Die CSU - eine schrecklich nette Familie

Streit nach innen, demonstrative Harmonie nach außen. "Nichts ist ideal" und "Die Stimmung ist schlechter als die Lage." - Wie die CSU mit der gegenwärtigen Krise umgeht.
von  Abendzeitung
So saßen die beiden Lenker Bayerns nebeneinander in der CSU-Fraktionssitzung: Günther Beckstein (l.) und Erwin Huber
So saßen die beiden Lenker Bayerns nebeneinander in der CSU-Fraktionssitzung: Günther Beckstein (l.) und Erwin Huber © dpa

MÜNCHEN - Streit nach innen, demonstrative Harmonie nach außen. "Nichts ist ideal" und "Die Stimmung ist schlechter als die Lage." - Wie die CSU mit der gegenwärtigen Krise umgeht.

Familie: Daheim im Wohnzimmer wird über alles geredet und gestritten – nach außen aber halten alle wie Pech und Schwefel zusammen. Das ist jetzt die Losung für die krisengeschüttelte bayerische Regierungspartei.

Parteichef Erwin Huber und Ministerpräsident Günther Beckstein riefen am Mittwoch in der Fraktionssitzung zur Geschlossenheit auf und gestanden Fehler ein. Huber: „Nie ist etwas vollkommen.“ Beckstein: „Es gibt nie etwas Ideales.“ Fraktionschef Georg Schmid hatte am Dienstagabend bei der Vorstandssitzung die Abgeordneten auf Geschlossenheit getrimmt. Eine „Harmonierunde“ sollte das Treffen werden. Von Krisenstimmung sollte keine Spur sein. Denn vor dem Fraktionssaal der CSU drängten sich Kamerateams und Journalisten wie vorher nur bei der Entmachtung Stoibers vor gut einem Jahr.

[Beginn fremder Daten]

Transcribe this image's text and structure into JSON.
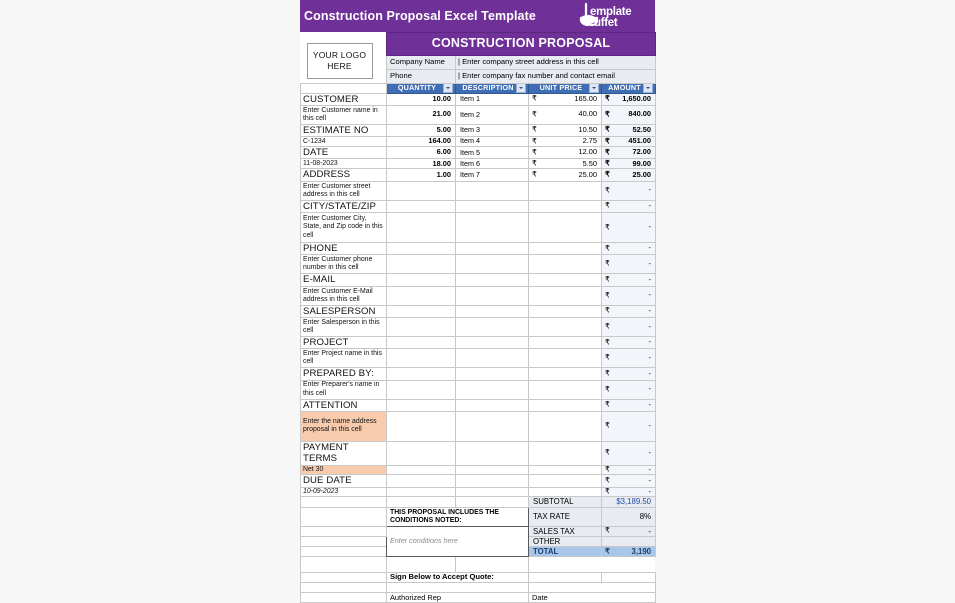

Stoiber ließ die Fraktion warten

„Ich habe gerade mit ihm telefoniert“, verkündete Beckstein, als er zu der Sitzung eintraf. „Es dauert noch ein paar Minuten, bis Stoiber kommt.“ Doch der ließ die Fraktion warten. Eineinhalb Stunden lang. Er kam erst, als Huber und Beckstein gegangen waren, um mit der Verkündung ihre Wohltat für Bayerns Schüler von der CSU-Krise abzulenken.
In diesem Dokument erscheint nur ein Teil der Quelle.